Any GPU with 2 or more copy engines (discoverable via deviceQuery) should support simultaneous H2D and D2H transfers.
I think there are recent GPUs in any category that support this. I’m not aware of a table or list anywhere. I also think if you search hard enough, you can find (for example) Quadro GPUs with only 1 copy engine.
I am not aware of any such list, maybe need to crowdsource one? Here is one more data point:
Device 0: "Quadro K420"
CUDA Driver Version / Runtime Version 10.2 / 9.2
CUDA Capability Major/Minor version number: 3.0
[...]
Concurrent copy and kernel execution: Yes with 1 copy engine(s)

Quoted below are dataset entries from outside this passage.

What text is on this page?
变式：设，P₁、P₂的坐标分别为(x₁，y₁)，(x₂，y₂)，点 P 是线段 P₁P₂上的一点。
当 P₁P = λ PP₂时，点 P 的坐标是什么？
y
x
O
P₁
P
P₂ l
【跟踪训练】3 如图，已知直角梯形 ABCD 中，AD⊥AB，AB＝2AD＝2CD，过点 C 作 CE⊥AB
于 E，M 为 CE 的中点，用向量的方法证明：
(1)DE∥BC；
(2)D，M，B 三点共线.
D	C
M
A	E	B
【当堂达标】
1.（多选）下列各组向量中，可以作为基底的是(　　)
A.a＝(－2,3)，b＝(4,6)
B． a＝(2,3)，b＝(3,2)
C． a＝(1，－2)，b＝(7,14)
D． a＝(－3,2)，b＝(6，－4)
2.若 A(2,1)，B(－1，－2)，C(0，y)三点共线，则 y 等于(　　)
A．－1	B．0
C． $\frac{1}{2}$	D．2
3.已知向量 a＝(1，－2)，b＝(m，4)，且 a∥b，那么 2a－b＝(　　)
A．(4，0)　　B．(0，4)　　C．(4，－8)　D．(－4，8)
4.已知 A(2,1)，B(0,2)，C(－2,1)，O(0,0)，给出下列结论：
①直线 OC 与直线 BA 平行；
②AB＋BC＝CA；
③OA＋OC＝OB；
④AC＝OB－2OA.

Device 0: "Quadro RTX 4000"
CUDA Driver Version / Runtime Version 11.0 / 9.2
CUDA Capability Major/Minor version number: 7.5
[...]
Concurrent copy and kernel execution: Yes with 3 copy engine(s)
Device 1: "Quadro P2000"
CUDA Driver Version / Runtime Version 11.0 / 9.2
CUDA Capability Major/Minor version number: 6.1
[...]
Concurrent copy and kernel execution: Yes with 2 copy engine(s)
Hi,
Can anybody tell me if there has been some change in ampere architecture? My 3080 reports only 1 copy engine while the 2080 SUPER ( which is supposed to be inferior compared to 3080 ), reports 3 copy engines.
I have zero experience with Ampere-based GPUs. I would suggest filing a bug report with NVIDIA.

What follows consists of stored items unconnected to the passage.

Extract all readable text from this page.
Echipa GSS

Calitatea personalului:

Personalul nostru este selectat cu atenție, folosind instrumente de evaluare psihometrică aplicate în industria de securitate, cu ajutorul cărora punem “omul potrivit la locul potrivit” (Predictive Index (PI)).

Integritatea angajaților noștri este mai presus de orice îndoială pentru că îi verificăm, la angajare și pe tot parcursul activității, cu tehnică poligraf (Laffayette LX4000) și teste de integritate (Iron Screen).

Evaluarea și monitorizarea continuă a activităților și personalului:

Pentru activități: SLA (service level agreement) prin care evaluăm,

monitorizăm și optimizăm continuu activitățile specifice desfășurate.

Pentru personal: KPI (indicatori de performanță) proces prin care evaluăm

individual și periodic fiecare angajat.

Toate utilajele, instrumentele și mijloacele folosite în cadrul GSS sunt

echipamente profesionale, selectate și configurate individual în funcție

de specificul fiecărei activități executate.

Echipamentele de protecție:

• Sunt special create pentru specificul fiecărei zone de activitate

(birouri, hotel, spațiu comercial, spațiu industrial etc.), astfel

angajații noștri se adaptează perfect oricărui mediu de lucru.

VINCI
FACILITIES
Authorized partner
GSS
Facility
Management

Maybe (speculation!) NVIDIA has changed the definition of “copy engine” with Ampere and the new GPUs sport a new all-singing-all-dancing copy engine with multiple channels. If that were the case, reporting that as one engine would not be helpful to programmers who try to assess whether simultaneous bi-directional DMA transfers are possible.
The result is fine on Ubuntu 18.04 with CUDA 11.1, on which 2 async engines are reported, which is understandable since my variant ( MSI Ventus 3X OC ) does not have any NVLink or SLI connectors.
great, I hope you included all that info (that it appears to be correct on linux) in the bug report. Thanks for filing the bug, especially since it seems like it might be a driver issue.